Saturday, August 23, 2014

Ambassador Bill (1931)

Director: Sam Taylor                                   Writers: Guy Bolton
Music: Arthur Kay                                       Cinematography: John J. Mescall
Starring: Will Rogers, Marguerite Churchill, Ray Milland and Greta Nissen

Before his untimely death in 1935, Will Rogers was a major figure in American popular culture. His writings and live appearances, as well as his silent films, made him one of the most popular humorists in the country. But his sound films gave him access to an even broader audience and his reputation grew still further. A comedy of diplomacy, Ambassador Bill was made two years before the Marx Brothers took on the same idea--in a radically different fashion--in Duck Soup, even going so far as to use the country of Sylvania from this vehicle. Will Rogers’ function in the film is to demonstrate how the folksy, American way of honesty and respect is so much more useful and practical than the Europe’s forced and mannered behavior. Director Sam Taylor was a silent film veteran who best known for working with Mary Pickford and Harold Lloyd, directing his most famous film Safety Last. He has a decent style here, using some moving camera shots where he can to add some interest, and in early thirties fashion there are also a huge number of gun blasts that make use of the new medium of sound.
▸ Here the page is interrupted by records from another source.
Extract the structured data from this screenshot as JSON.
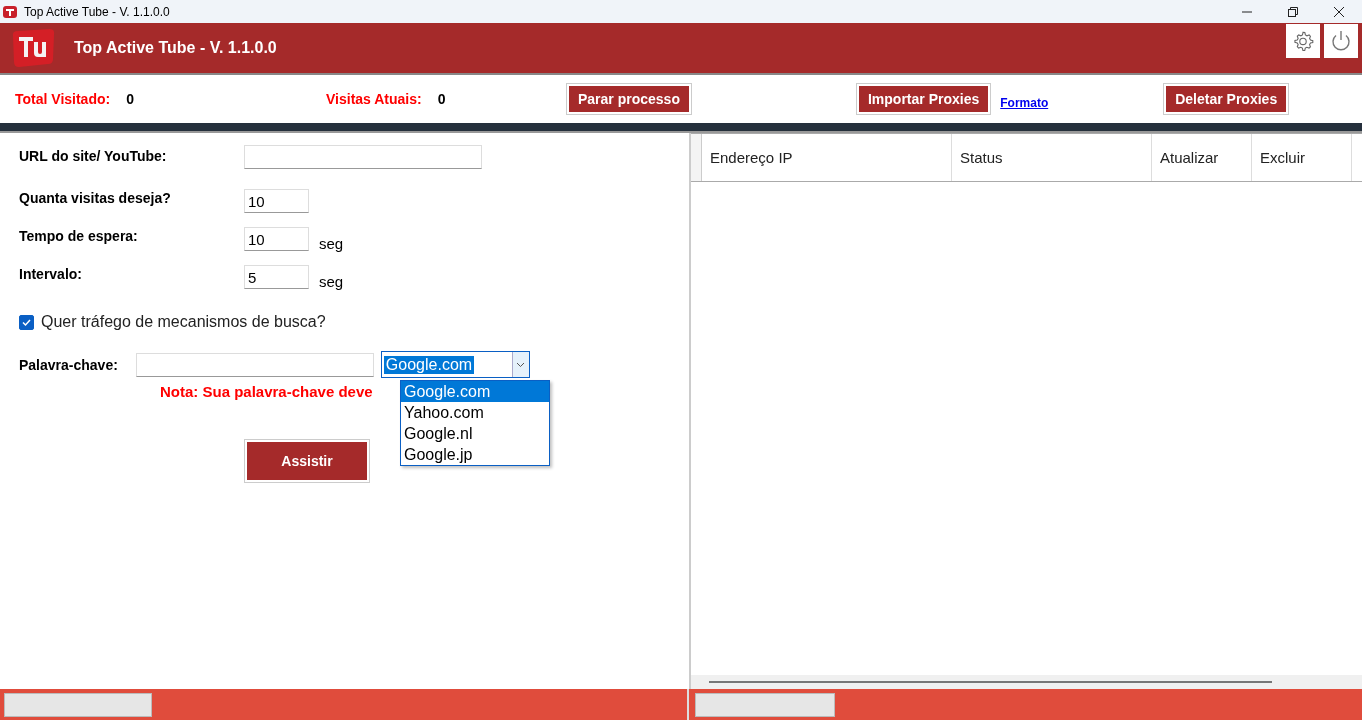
{
  "window": {
    "title": "Top Active Tube - V. 1.1.0.0"
  },
  "header": {
    "title": "Top Active Tube - V. 1.1.0.0"
  },
  "stats": [
    {
      "label": "Total Visitado:",
      "value": "0"
    },
    {
      "label": "Visitas Atuais:",
      "value": "0"
    }
  ],
  "toolbar": {
    "stop_button": "Parar processo",
    "import_button": "Importar Proxies",
    "format_link": "Formato",
    "delete_button": "Deletar Proxies"
  },
  "form": {
    "fields": [
      {
        "label": "URL do site/ YouTube:",
        "kind": "wide"
      },
      {
        "label": "Quanta visitas deseja?",
        "value": "10",
        "kind": "short"
      },
      {
        "label": "Tempo de espera:",
        "value": "10",
        "kind": "short",
        "unit": "seg"
      },
      {
        "label": "Intervalo:",
        "value": "5",
        "kind": "short",
        "unit": "seg"
      }
    ],
    "search_traffic": {
      "label": "Quer tráfego de mecanismos de busca?",
      "checked": true
    },
    "keyword": {
      "label": "Palavra-chave:",
      "engine": "Google.com",
      "options": [
        {
          "label": "Google.com",
          "selected": true
        },
        {
          "label": "Yahoo.com",
          "selected": false
        },
        {
          "label": "Google.nl",
          "selected": false
        },
        {
          "label": "Google.jp",
          "selected": false
        }
      ]
    },
    "note": "Nota: Sua palavra-chave deve",
    "submit_button": "Assistir"
  },
  "proxy_table": {
    "columns": [
      "Endereço IP",
      "Status",
      "Atualizar",
      "Excluir"
    ]
  }
}
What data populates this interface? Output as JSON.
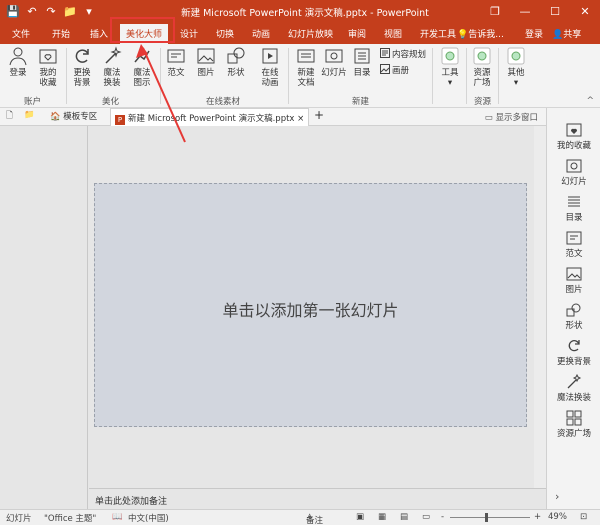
{
  "window": {
    "title": "新建 Microsoft PowerPoint 演示文稿.pptx - PowerPoint",
    "controls": {
      "restore": "❐",
      "minimize": "—",
      "maximize": "☐",
      "close": "✕"
    }
  },
  "qat": {
    "save": "💾",
    "undo": "↶",
    "redo": "↷",
    "open": "📁",
    "more": "▾"
  },
  "tabs": [
    {
      "label": "文件"
    },
    {
      "label": "开始"
    },
    {
      "label": "插入"
    },
    {
      "label": "美化大师"
    },
    {
      "label": "设计"
    },
    {
      "label": "切换"
    },
    {
      "label": "动画"
    },
    {
      "label": "幻灯片放映"
    },
    {
      "label": "审阅"
    },
    {
      "label": "视图"
    },
    {
      "label": "开发工具"
    }
  ],
  "tell_me": "告诉我...",
  "login": "登录",
  "share": "共享",
  "ribbon": {
    "account": {
      "login": "登录",
      "favorites": [
        "我的",
        "收藏"
      ],
      "group": "账户"
    },
    "beautify": {
      "replace_bg": [
        "更换",
        "背景"
      ],
      "magic_replace": [
        "魔法",
        "换装"
      ],
      "magic_chart": [
        "魔法",
        "图示"
      ],
      "group": "美化"
    },
    "online": {
      "template": "范文",
      "image": "图片",
      "shape": "形状",
      "online_anim": [
        "在线",
        "动画"
      ],
      "group": "在线素材"
    },
    "new": {
      "new_doc": [
        "新建",
        "文档"
      ],
      "slide": "幻灯片",
      "toc": "目录",
      "content_plan": "内容规划",
      "album": "画册",
      "group": "新建"
    },
    "tools": {
      "label": "工具",
      "group": ""
    },
    "resource": {
      "label": [
        "资源",
        "广场"
      ],
      "group": "资源"
    },
    "other": {
      "label": "其他"
    },
    "collapse": "^"
  },
  "doc_tabs": {
    "template_zone": "模板专区",
    "active_doc": "新建 Microsoft PowerPoint 演示文稿.pptx",
    "close": "×",
    "add": "+",
    "multi_window": "显示多窗口"
  },
  "slide": {
    "placeholder": "单击以添加第一张幻灯片"
  },
  "notes": {
    "placeholder": "单击此处添加备注"
  },
  "sidebar": [
    {
      "label": "我的收藏"
    },
    {
      "label": "幻灯片"
    },
    {
      "label": "目录"
    },
    {
      "label": "范文"
    },
    {
      "label": "图片"
    },
    {
      "label": "形状"
    },
    {
      "label": "更换背景"
    },
    {
      "label": "魔法换装"
    },
    {
      "label": "资源广场"
    }
  ],
  "sidebar_expand": "›",
  "status": {
    "slide": "幻灯片",
    "theme": "\"Office 主题\"",
    "lang": "中文(中国)",
    "notes": "备注",
    "zoom_minus": "-",
    "zoom_plus": "+",
    "zoom": "49%"
  },
  "colors": {
    "accent": "#c43e1c",
    "highlight": "#e53935"
  }
}
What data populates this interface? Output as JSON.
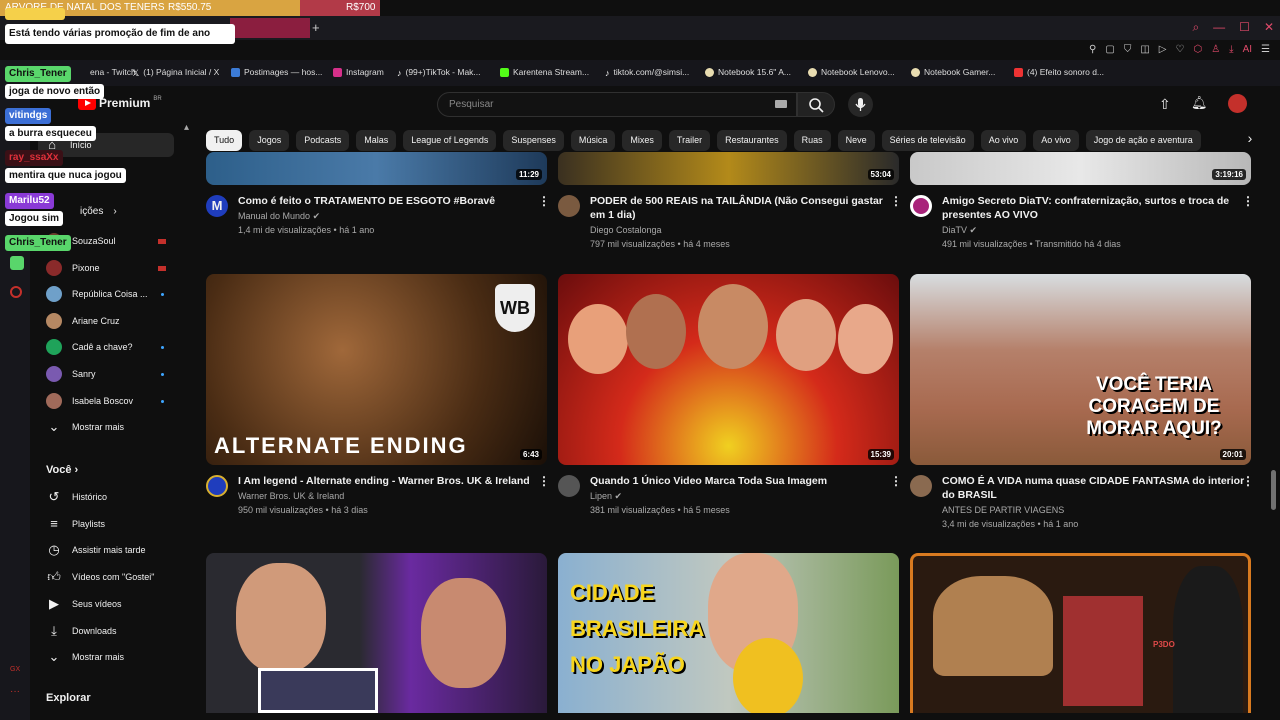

The film begins in the peaceful Eastern European country of Sylvania, with the American secretary, Edwin Maxwell, going outside to be met by the sounds of gunfire and yet another revolution. As valet Frank Atkinson says, it’s the first one this week. Ray Milland, in only his seventh film after coming to the United States, plays the pilot who flies ambassador Will Rogers into Sylvania just as the army is driving out the revolutionaries from the capitol. That night Rogers meets the king, eight-year-old Tad Alexander, and his mother, Marguerite Churchill. But Rogers also learns that the true king was forced to abdicate by Gustav von Seyfftitz, the prime minister who has given orders not to negotiate with the U.S. It turns out, however, that Milland is the true king of Sylvania, and only abdicated because von Seyfftitz threatened to tell lies about Churchill saying she was unfaithful. When Milland shows up at her window and tells her the truth, he barely manages to get away and hides in the American Embassy. That’s when Rogers begins his real diplomatic mission: getting that royal family back together again. Unknown to Rogers, however, the biggest conflict is not going to be von Seyfftits but Maxwell, who wants to be the real force in the embassy.

There are the obligatory scenes of Rogers doing rope tricks, teaching poker to the dignitaries, and of course getting together a baseball game with kids from the village for Alexander to play with. One of the great--though incredibly corny--running gags is with the aged former ambassador, Tom Ricketts, who thinks the Sylvanians are out to kill him and comes unhinged whenever he sees a uniform or a gun. Ray Milland does a decent job, but it’s not much of a part, and he would toil in similar work until he appeared in his first memorable role, Bulldog Drummond Escapes, six years later. Marguerite Churchill is also good as the longsuffering queen, but she was actually much better in comedic roles, which she showed in Dracula’s Daughter for Universal. The other comic veteran who makes an appearance is the great Ben Turpin as a cross-eyed butcher. Finally, in another small role, is the beautiful Norwegian actress Greta Nissen as von Seyfftitz’s helper. Ambassador Bill is a fun little film. One of a number of such outings by the great humorist, it’s obvious and clichéd but is still full of entertainment from a simpler time.